One development regarded by the pacifists of the time as highly encouraging was Gandhi’s non-violent movement for Indian self-determination; that peaceful demonstrations could induce the British to quit India was, it was felt, a victory for pacifism and a proof of the futility of violence and military power. But it is easy to misread the significance of Gandhi’s movement. To call it “non-violent” is to seize on a minor feature (and a partially illusory one; the Mahatma himself was repeatedly driven to protest against violence used by his followers). What made that movement effective was not its non-violent quality but the fact that it was a mass movement. Social effectiveness comes with widespread popular support, and it does so whether the movement in question be non-violent or otherwise.
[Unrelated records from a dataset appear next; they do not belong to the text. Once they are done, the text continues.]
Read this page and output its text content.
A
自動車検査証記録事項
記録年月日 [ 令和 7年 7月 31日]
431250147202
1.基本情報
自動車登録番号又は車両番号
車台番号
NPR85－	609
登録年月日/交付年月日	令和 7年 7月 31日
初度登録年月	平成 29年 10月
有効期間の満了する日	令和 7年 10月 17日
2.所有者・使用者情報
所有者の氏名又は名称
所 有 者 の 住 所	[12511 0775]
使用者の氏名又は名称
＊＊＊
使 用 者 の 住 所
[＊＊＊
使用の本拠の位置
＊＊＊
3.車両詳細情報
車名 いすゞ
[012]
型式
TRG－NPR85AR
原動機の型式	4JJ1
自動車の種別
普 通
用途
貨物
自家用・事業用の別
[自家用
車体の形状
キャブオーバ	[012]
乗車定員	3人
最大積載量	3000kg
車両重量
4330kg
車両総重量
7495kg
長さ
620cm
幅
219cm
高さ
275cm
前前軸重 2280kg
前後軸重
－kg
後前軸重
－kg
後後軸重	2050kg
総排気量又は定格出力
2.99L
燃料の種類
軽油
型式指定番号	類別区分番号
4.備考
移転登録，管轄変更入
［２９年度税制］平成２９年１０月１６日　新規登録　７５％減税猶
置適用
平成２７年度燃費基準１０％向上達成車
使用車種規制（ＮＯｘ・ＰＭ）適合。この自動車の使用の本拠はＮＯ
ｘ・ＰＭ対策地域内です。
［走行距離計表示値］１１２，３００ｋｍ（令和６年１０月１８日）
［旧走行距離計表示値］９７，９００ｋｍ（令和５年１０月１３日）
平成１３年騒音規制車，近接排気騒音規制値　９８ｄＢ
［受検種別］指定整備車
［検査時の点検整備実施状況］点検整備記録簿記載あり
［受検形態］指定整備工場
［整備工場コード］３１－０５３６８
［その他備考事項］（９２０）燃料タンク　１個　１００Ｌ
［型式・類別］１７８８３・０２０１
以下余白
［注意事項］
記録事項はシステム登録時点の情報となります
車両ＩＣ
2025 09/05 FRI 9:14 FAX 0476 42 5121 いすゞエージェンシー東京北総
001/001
Gandhi, in Churchill’s words “a half-naked fakir,” came to negotiate on equal terms with the Viceroy of India, representative of the King-Emperor, but it was not as an apostle of non-violence that he was received, it was as leader of the Indian masses.
There may be grounds for believing war directly between major powers to be less likely than in the past, but they do not include a change in the attitude of the general body of the people.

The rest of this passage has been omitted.